Referendum: quando la politica non decide, tocca agli elettori. Ma sul futuro delle pensioni, silenzio assoluto!

Ancora una volta, la politica si tira indietro e passa la patata bollente agli elettori. L’8 e 9 giugno saremo chiamati a votare su cinque quesiti referendari che toccano temi cruciali per la vita concreta di milioni di persone: lavoro, precarietà, sicurezza e cittadinanza.
Non sono questioni astratte, ma nodi irrisolti che avrebbero meritato una presa di responsabilità da parte del Parlamento. Invece, ancora una volta, la politica preferisce non decidere, e scarica sui cittadini il compito di farlo.
Nel merito, i quesiti sono chiari e tutt’altro che marginali. Si torna a discutere del Jobs Act, dei contratti a termine senza causale, dei limiti ai risarcimenti per i licenziamenti illegittimi, della sicurezza nei subappalti e dell’accesso alla cittadinanza per chi vive da anni nel nostro Paese. Temi scomodi, certo. Ma proprio per questo fondamentali. Temi che parlano di dignità, tutele, riconoscimento.
I promotori – la Cgil e diversi movimenti civici – hanno rimesso in moto uno strumento, quello del referendum abrogativo, che da anni era stato accantonato o svuotato. È una chiamata alla partecipazione che va presa sul serio, anche se non possiamo ignorare il contesto in cui arriva: un’Italia in cui il lavoro è spesso precario, la sicurezza è un miraggio e l’ascensore sociale bloccato. E un’Italia dove il dibattito politico sembra sempre più incapace di andare oltre il giorno per giorno.

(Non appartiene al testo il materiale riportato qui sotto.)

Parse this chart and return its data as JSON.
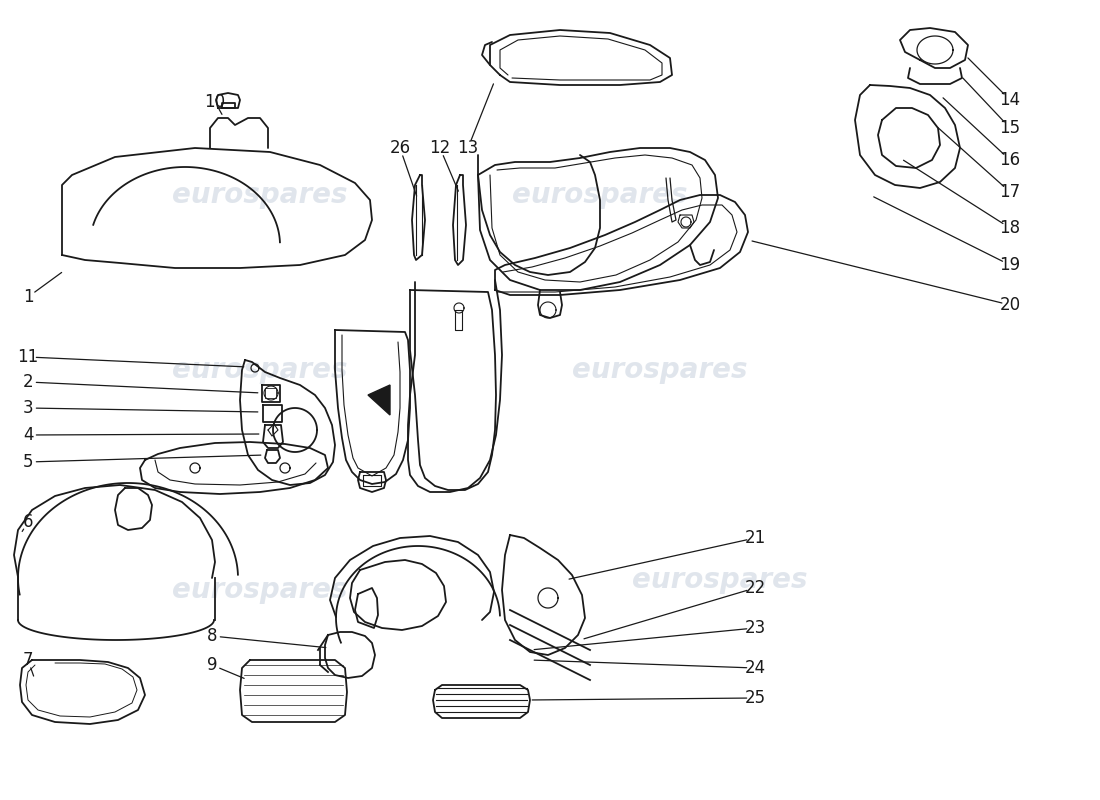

Ma mentre ci si chiede di esprimerci su norme complesse – e su questioni che avrebbero richiesto una riforma organica e coraggiosa – c’è un grande assente che pesa come un macigno: le pensioni. Nessuno, in questa tornata, ha pensato di chiedere agli italiani se ritengono giusto andare in pensione oltre i 67 anni. Nessuno ci chiede se accettiamo di ritrovarci, dopo quarant’anni di lavoro, con assegni previdenziali insufficienti perfino a coprire le spese base.
Quel che manca è una domanda che intercetti davvero la preoccupazione più profonda e diffusa tra lavoratori e lavoratrici: dopo una vita a faticare, ci sarà almeno un futuro dignitoso? Evidentemente no, o almeno, non abbastanza da meritare un quesito referendario. Forse troppo esplosivo. Forse troppo scomodo. Forse troppo vero.
Eppure, è anche da questo silenzio che si misura la distanza tra la politica e il Paese reale. Si accendono discussioni su dettagli tecnici, ma si evita il cuore della questione: che modello di società stiamo costruendo? E per chi?
Alla fine, ciò che voteremo potrebbe produrre cambiamenti concreti. Oppure no. Perché se anche il referendum passa, tutto dipende da come (e se) verranno riscritte le leggi. E su questo fronte la storia recente non offre troppe garanzie. Il rischio è sempre lo stesso: illudersi di decidere, per poi scoprire che qualcuno ha già deciso di ignorarci.
Eppure, il referendum resta uno degli ultimi spazi in cui possiamo far sentire la nostra voce. Andare a votare, almeno, significa non rassegnarsi. Ma la partecipazione, da sola, non basta. Serve vigilanza, consapevolezza, mobilitazione. Perché altrimenti – dopo il voto – tutto rischia di tornare al punto di partenza. O peggio, di essere dimenticato.